Aside from the eerie appearances of the Templars, another memorable moment occurs right at the end of the film, just as the two remaining survivors board a packed train to seek rescue. The knights also board the train just as it moves off and wreck bloody havoc on-board. When the train plunges into the busy station the ghouls disembark to slaughter more innocents on the platform and we are left with the haunting image of the sole survivor of the carnage as she huddles helplessly in the coal bunker.
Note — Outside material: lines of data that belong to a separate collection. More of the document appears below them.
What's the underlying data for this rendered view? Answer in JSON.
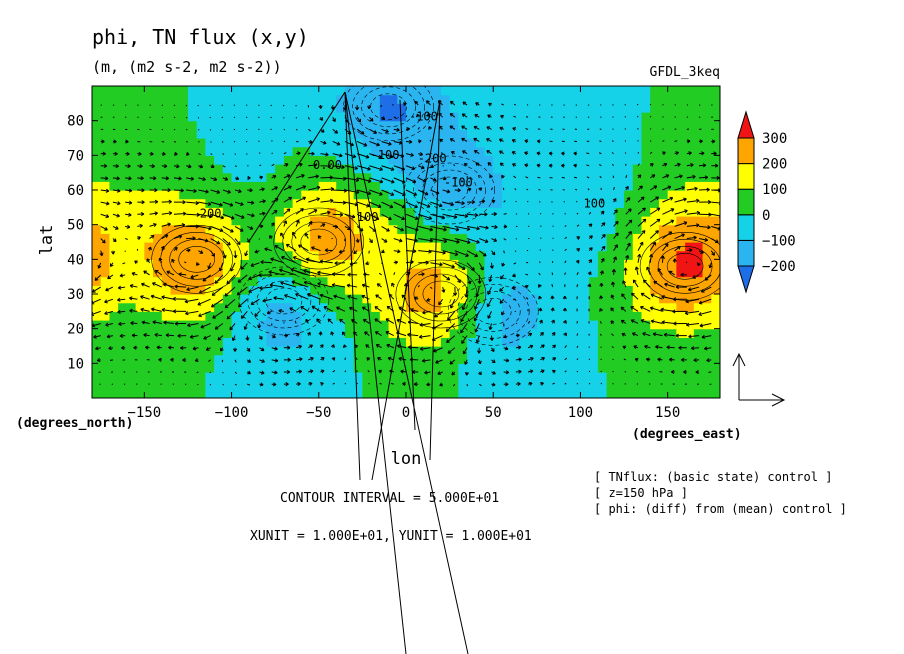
{
  "chart_data": {
    "type": "heatmap",
    "title": "phi, TN flux (x,y)",
    "subtitle": "(m, (m2 s-2, m2 s-2))",
    "model": "GFDL_3keq",
    "xlabel": "lon",
    "ylabel": "lat",
    "x_unit_label": "(degrees_east)",
    "y_unit_label": "(degrees_north)",
    "xlim": [
      -180,
      180
    ],
    "ylim": [
      0,
      90
    ],
    "x_ticks": [
      -150,
      -100,
      -50,
      0,
      50,
      100,
      150
    ],
    "x_tick_labels": [
      "−150",
      "−100",
      "−50",
      "0",
      "50",
      "100",
      "150"
    ],
    "y_ticks": [
      10,
      20,
      30,
      40,
      50,
      60,
      70,
      80
    ],
    "y_tick_labels": [
      "10",
      "20",
      "30",
      "40",
      "50",
      "60",
      "70",
      "80"
    ],
    "colorbar": {
      "levels": [
        -250,
        -200,
        -100,
        0,
        100,
        200,
        300,
        350
      ],
      "colors": [
        "#1e6ee8",
        "#2ab4f0",
        "#16d2e8",
        "#22cc22",
        "#ffff00",
        "#ffa500",
        "#f01414"
      ],
      "tick_values": [
        300,
        200,
        100,
        0,
        -100,
        -200
      ],
      "tick_labels": [
        "300",
        "200",
        "100",
        "0",
        "−100",
        "−200"
      ]
    },
    "contour_labels": [
      {
        "text": "0.00",
        "lon": -45,
        "lat": 66
      },
      {
        "text": "-100",
        "lon": -12,
        "lat": 69
      },
      {
        "text": "-100",
        "lon": 10,
        "lat": 80
      },
      {
        "text": "-200",
        "lon": 15,
        "lat": 68
      },
      {
        "text": "-100",
        "lon": 30,
        "lat": 61
      },
      {
        "text": "100",
        "lon": -22,
        "lat": 51
      },
      {
        "text": "200",
        "lon": -112,
        "lat": 52
      },
      {
        "text": "100",
        "lon": 108,
        "lat": 55
      }
    ],
    "features": [
      {
        "name": "low",
        "lon": -10,
        "lat": 84,
        "value": -200
      },
      {
        "name": "high",
        "lon": -120,
        "lat": 40,
        "value": 300
      },
      {
        "name": "high",
        "lon": -50,
        "lat": 45,
        "value": 300
      },
      {
        "name": "high",
        "lon": 20,
        "lat": 30,
        "value": 300
      },
      {
        "name": "low",
        "lon": 25,
        "lat": 60,
        "value": -200
      },
      {
        "name": "low",
        "lon": 50,
        "lat": 25,
        "value": -200
      },
      {
        "name": "low",
        "lon": -70,
        "lat": 28,
        "value": -200
      },
      {
        "name": "high",
        "lon": 160,
        "lat": 38,
        "value": 300
      }
    ],
    "contour_interval_text": "CONTOUR INTERVAL = 5.000E+01",
    "vector_unit_text": "XUNIT = 1.000E+01, YUNIT = 1.000E+01",
    "notes": [
      "[ TNflux: (basic state) control ]",
      "[ z=150 hPa ]",
      "[ phi: (diff) from (mean) control ]"
    ]
  }
}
Tombs of the Blind Dead is a good old fashioned schlocky horror fest with genuine moments of tension and jaw-droppingly astounding visuals. As the first in the series of de Ossorio’s Blind Dead films, it serves as an eye-opening and appropriate introduction to the ghastly escapades and spectral ridings of the gruesome Templar knights. The series is quite significant in Spanish horror cinema - because of its commercial viability for one reason - and it has a deserved cult following today. Of course, while watching the film, and depending on how much rioja has been consumed, it is not difficult to draw parallels and read into an intriguing, if rather tenuous subtext centring around the brutality and oppression of the Fascism that was rife throughout Spain when the film was made. Horror films have long been claimed to mirror what is particularly extreme and controversial in the societies and times in which they were produced. Franco’s dictatorship crumbled only a few years after the release of this film. Now, I’m not saying that Tombs of the Blind Dead, or indeed any of the Blind Dead films, had anything to do with that… although everyone knows Fascists only come out at night to drink the blood of the living…



Highly recommended for those who like their horror atmospheric, creepy and at times sporting that inimitable Seventies retro kitsch that we all love so much.
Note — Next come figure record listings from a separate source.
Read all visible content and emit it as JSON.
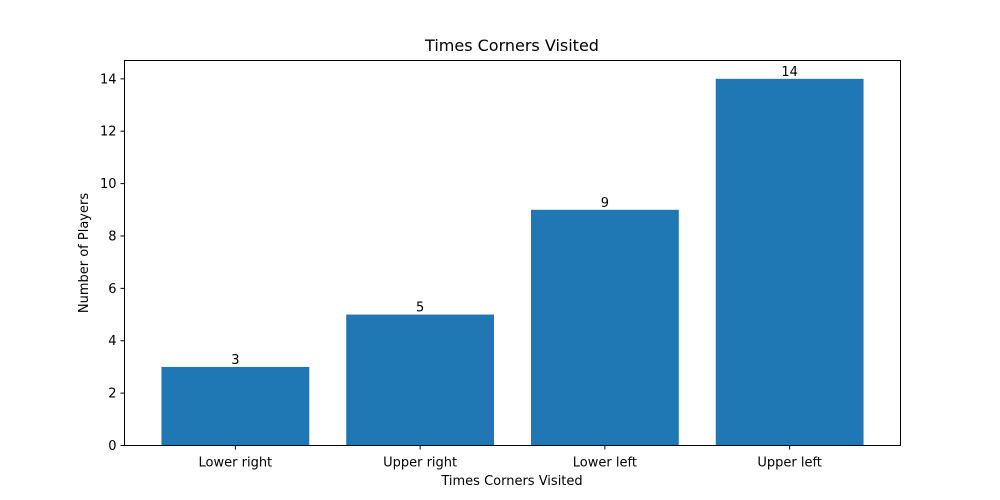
{
  "chart_data": {
    "type": "bar",
    "title": "Times Corners Visited",
    "xlabel": "Times Corners Visited",
    "ylabel": "Number of Players",
    "categories": [
      "Lower right",
      "Upper right",
      "Lower left",
      "Upper left"
    ],
    "values": [
      3,
      5,
      9,
      14
    ],
    "data_labels": [
      "3",
      "5",
      "9",
      "14"
    ],
    "ylim": [
      0,
      14.7
    ],
    "yticks": [
      0,
      2,
      4,
      6,
      8,
      10,
      12,
      14
    ],
    "ytick_labels": [
      "0",
      "2",
      "4",
      "6",
      "8",
      "10",
      "12",
      "14"
    ],
    "grid": false,
    "bar_color": "#1f77b4"
  }
}
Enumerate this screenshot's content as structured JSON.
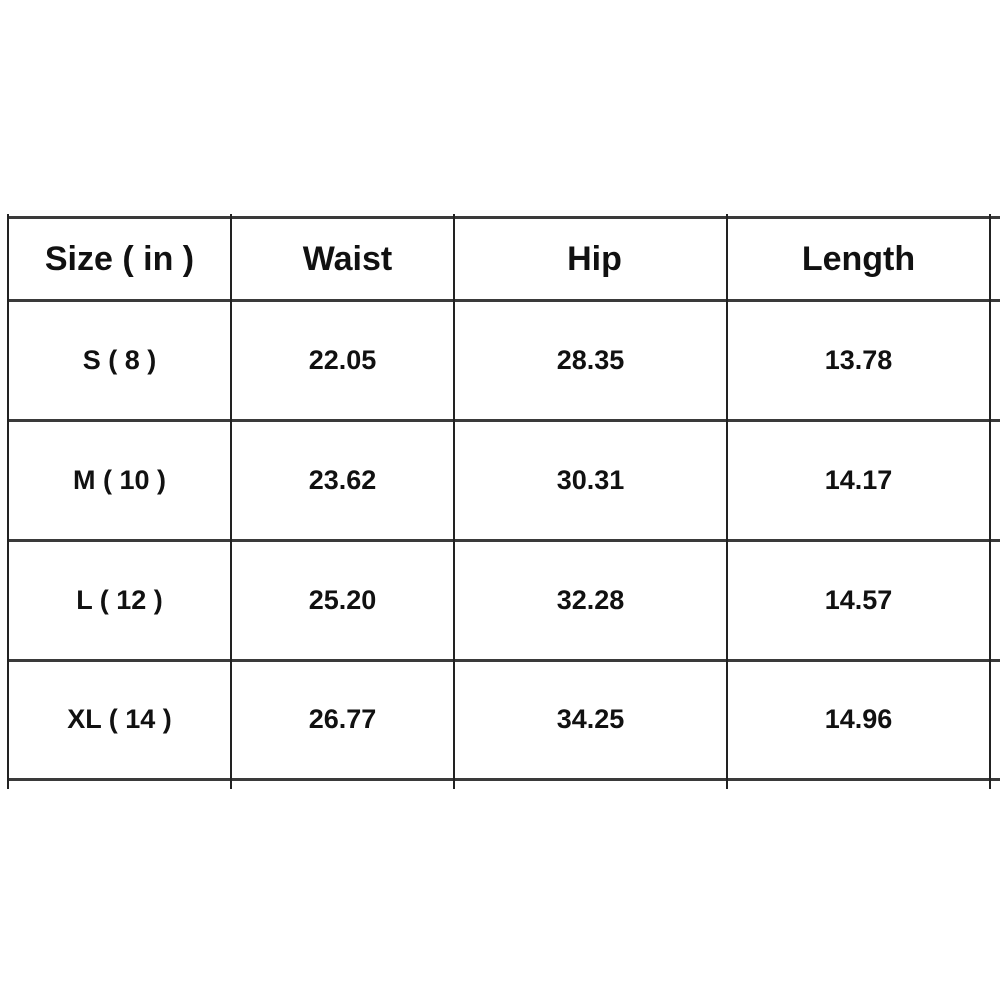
{
  "table": {
    "headers": [
      "Size ( in )",
      "Waist",
      "Hip",
      "Length"
    ],
    "rows": [
      [
        "S ( 8 )",
        "22.05",
        "28.35",
        "13.78"
      ],
      [
        "M ( 10 )",
        "23.62",
        "30.31",
        "14.17"
      ],
      [
        "L ( 12 )",
        "25.20",
        "32.28",
        "14.57"
      ],
      [
        "XL ( 14 )",
        "26.77",
        "34.25",
        "14.96"
      ]
    ]
  }
}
Travia: When Tombs of the Blind Dead was initially released, in some places it bore the forehead-smackingly stupid title Revenge of the Planet Ape. Obviously greedy and unsympathetic execs wanted to shamelessly cash in on the recent success of Planet of the Apes (1968). The mind still boggles though.

3 comments:

Radiation Cinema! said...

James: This one sounds like a winner. I'm going to have to give it a try. I have recently become a Fulci devotee, and this sounds much in the same tradition. You said the magic words with "good old fashioned schlocky horror fest with genuine moments of tension and jaw-droppingly astounding visuals." That's it, baby! Sold! Excellent post.
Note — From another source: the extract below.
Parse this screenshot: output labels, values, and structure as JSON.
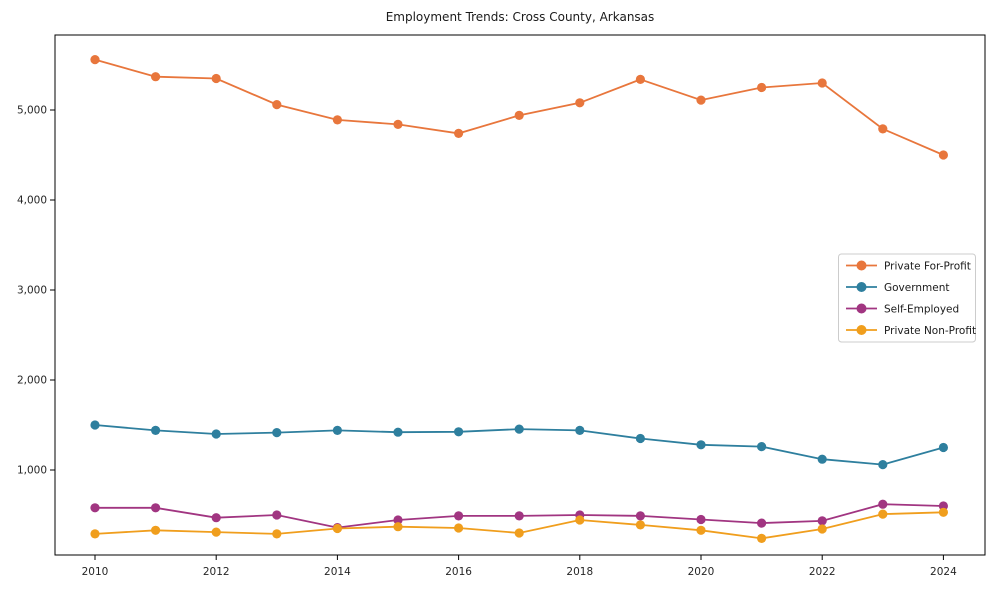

I like your blog a great deal. I'll be back. I have linked you up over at my place. -- Mykal

James Gracey said...

Cheers Mykal. I reckon if you like Fulci, then there will be much you will love about de Ossorio's Blind Dead films. They are so incredibly atmospheric, and yes, much of the time they are unshamefully schlocky too. Though I'm sure you'll agree - this is sometimes a good thing, particularly while enjoyed with a nice bottle of wine...;)

Carl (ILHM) said...

Ive yet to see the last two entries in the series, but Tombs of the Blind Dead has quickly become one of my all time favorite Spanish horror flicks (Cant top Naschy's wolf man though!). Excellent review for a top notch movie.